Across screenings, close readings, and discussion, the evening school interrogates the militant image as a form that persists across eras and technologies. We will examine:
- How militant cinema of the long ’70s forged a visual vocabulary of liberation, pedagogy, and collective will.
- How today’s dispersed, phone-shot videos, emerging from sites of struggle—urgent, shaky, unmediated—inherit and fracture that legacy.
- How archives become battlegrounds, where preservation is a direct act of resistance against colonial and state erasure.
- How images produced under catastrophe operate across the affective terrains of responsibility, complicity, and disavowal
- What kinds of action—or refusal—images provoke when the realities they depict exceed the limits of representation.

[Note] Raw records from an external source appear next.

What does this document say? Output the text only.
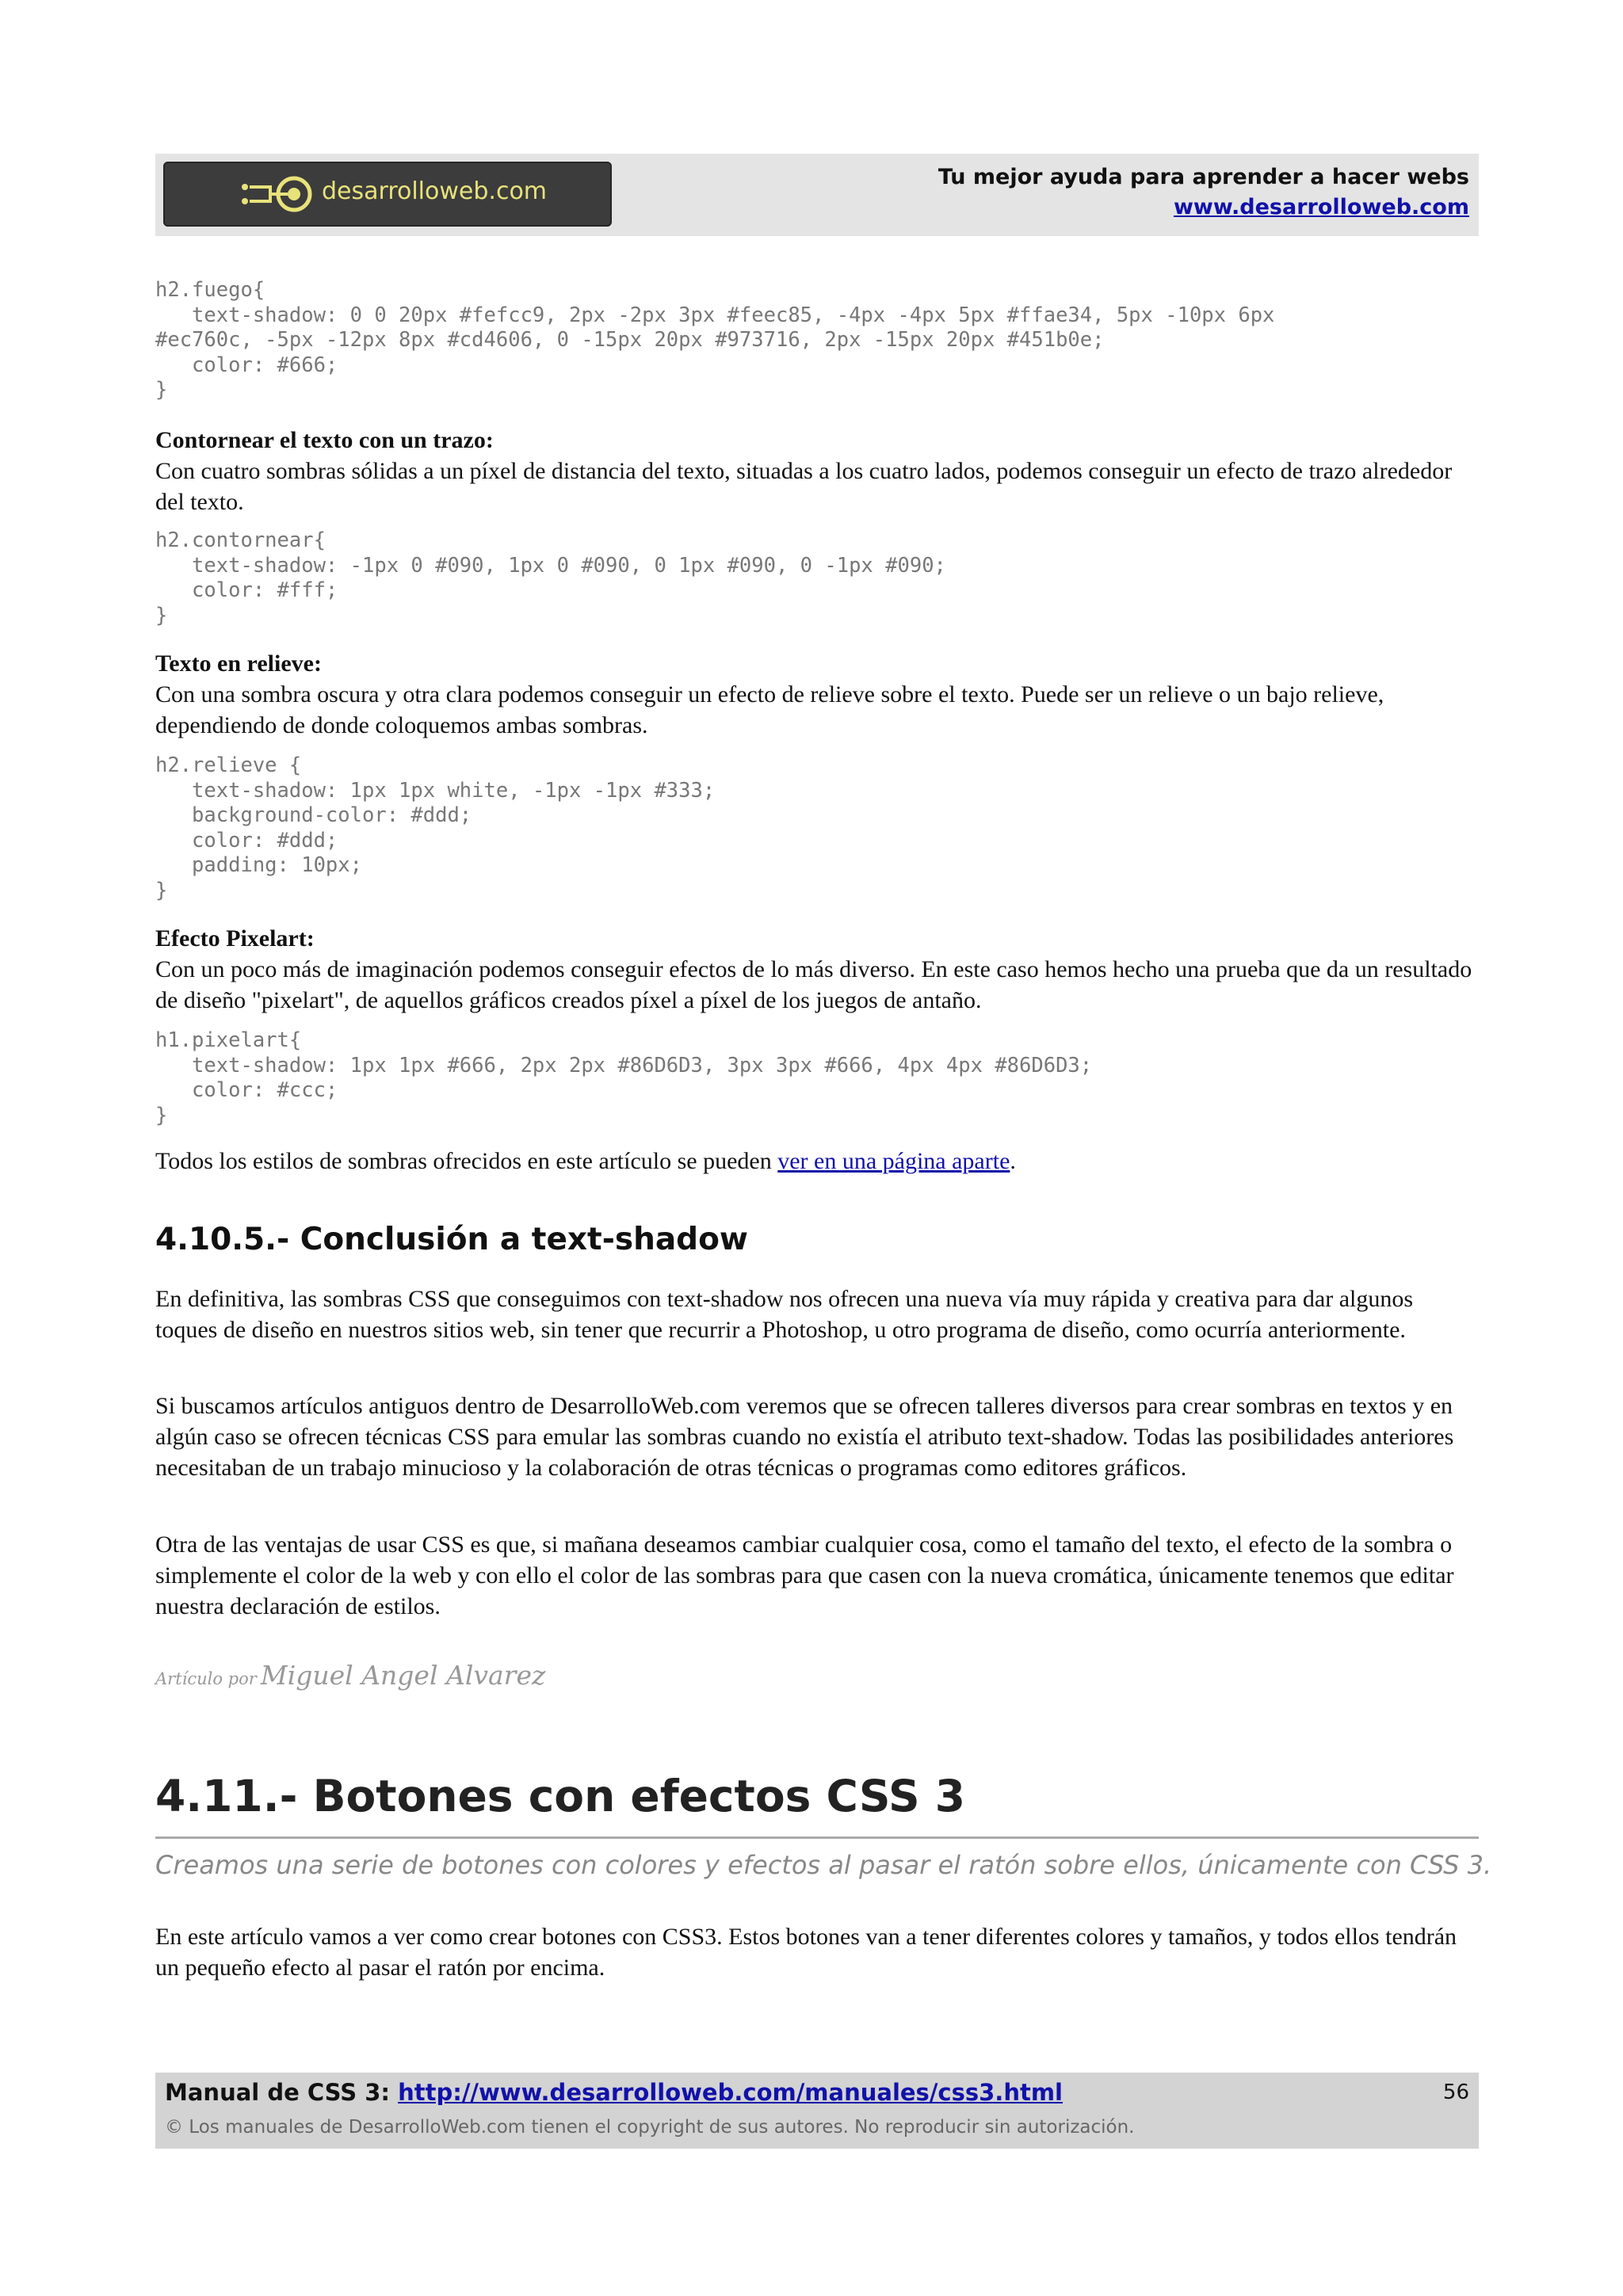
desarrolloweb.com
Tu mejor ayuda para aprender a hacer webs
www.desarrolloweb.com
h2.fuego{
text-shadow: 0 0 20px #fefcc9, 2px -2px 3px #feec85, -4px -4px 5px #ffae34, 5px -10px 6px
#ec760c, -5px -12px 8px #cd4606, 0 -15px 20px #973716, 2px -15px 20px #451b0e;
color: #666;
}

Contornear el texto con un trazo:
Con cuatro sombras sólidas a un píxel de distancia del texto, situadas a los cuatro lados, podemos conseguir un efecto de trazo alrededor del texto.

h2.contornear{
text-shadow: -1px 0 #090, 1px 0 #090, 0 1px #090, 0 -1px #090;
color: #fff;
}

Texto en relieve:
Con una sombra oscura y otra clara podemos conseguir un efecto de relieve sobre el texto. Puede ser un relieve o un bajo relieve, dependiendo de donde coloquemos ambas sombras.

h2.relieve {
text-shadow: 1px 1px white, -1px -1px #333;
background-color: #ddd;
color: #ddd;
padding: 10px;
}

Efecto Pixelart:
Con un poco más de imaginación podemos conseguir efectos de lo más diverso. En este caso hemos hecho una prueba que da un resultado de diseño "pixelart", de aquellos gráficos creados píxel a píxel de los juegos de antaño.

h1.pixelart{
text-shadow: 1px 1px #666, 2px 2px #86D6D3, 3px 3px #666, 4px 4px #86D6D3;
color: #ccc;
}

Todos los estilos de sombras ofrecidos en este artículo se pueden ver en una página aparte.

4.10.5.- Conclusión a text-shadow

En definitiva, las sombras CSS que conseguimos con text-shadow nos ofrecen una nueva vía muy rápida y creativa para dar algunos toques de diseño en nuestros sitios web, sin tener que recurrir a Photoshop, u otro programa de diseño, como ocurría anteriormente.

Si buscamos artículos antiguos dentro de DesarrolloWeb.com veremos que se ofrecen talleres diversos para crear sombras en textos y en algún caso se ofrecen técnicas CSS para emular las sombras cuando no existía el atributo text-shadow. Todas las posibilidades anteriores necesitaban de un trabajo minucioso y la colaboración de otras técnicas o programas como editores gráficos.

Otra de las ventajas de usar CSS es que, si mañana deseamos cambiar cualquier cosa, como el tamaño del texto, el efecto de la sombra o simplemente el color de la web y con ello el color de las sombras para que casen con la nueva cromática, únicamente tenemos que editar nuestra declaración de estilos.

Artículo por Miguel Angel Alvarez
4.11.- Botones con efectos CSS 3

Creamos una serie de botones con colores y efectos al pasar el ratón sobre ellos, únicamente con CSS 3.

En este artículo vamos a ver como crear botones con CSS3. Estos botones van a tener diferentes colores y tamaños, y todos ellos tendrán un pequeño efecto al pasar el ratón por encima.

Manual de CSS 3: http://www.desarrolloweb.com/manuales/css3.html	56
© Los manuales de DesarrolloWeb.com tienen el copyright de sus autores. No reproducir sin autorización.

Shilleh’s practice within Subversive Film foregrounds the image not as ornament or metaphor but as material evidence, historical pressure, and political demand. Rather than treating past militant films as artifacts, we will consider their recurring structures—classrooms, campfires, alleyways, ghostly drives through ruined landscapes—and how these motifs return today, stripped of nostalgia, sharpened by ongoing violence.
This evening school suspends closure, opening a space to stay with what remains unsettled in and around the image. It is a working space: for confronting the instability of ‘seeing’ and ‘witnessing,’ for understanding how images circulate and are weaponized, and for tracing the movement from a distanced exposure to images toward solidarities that act, support, and commit.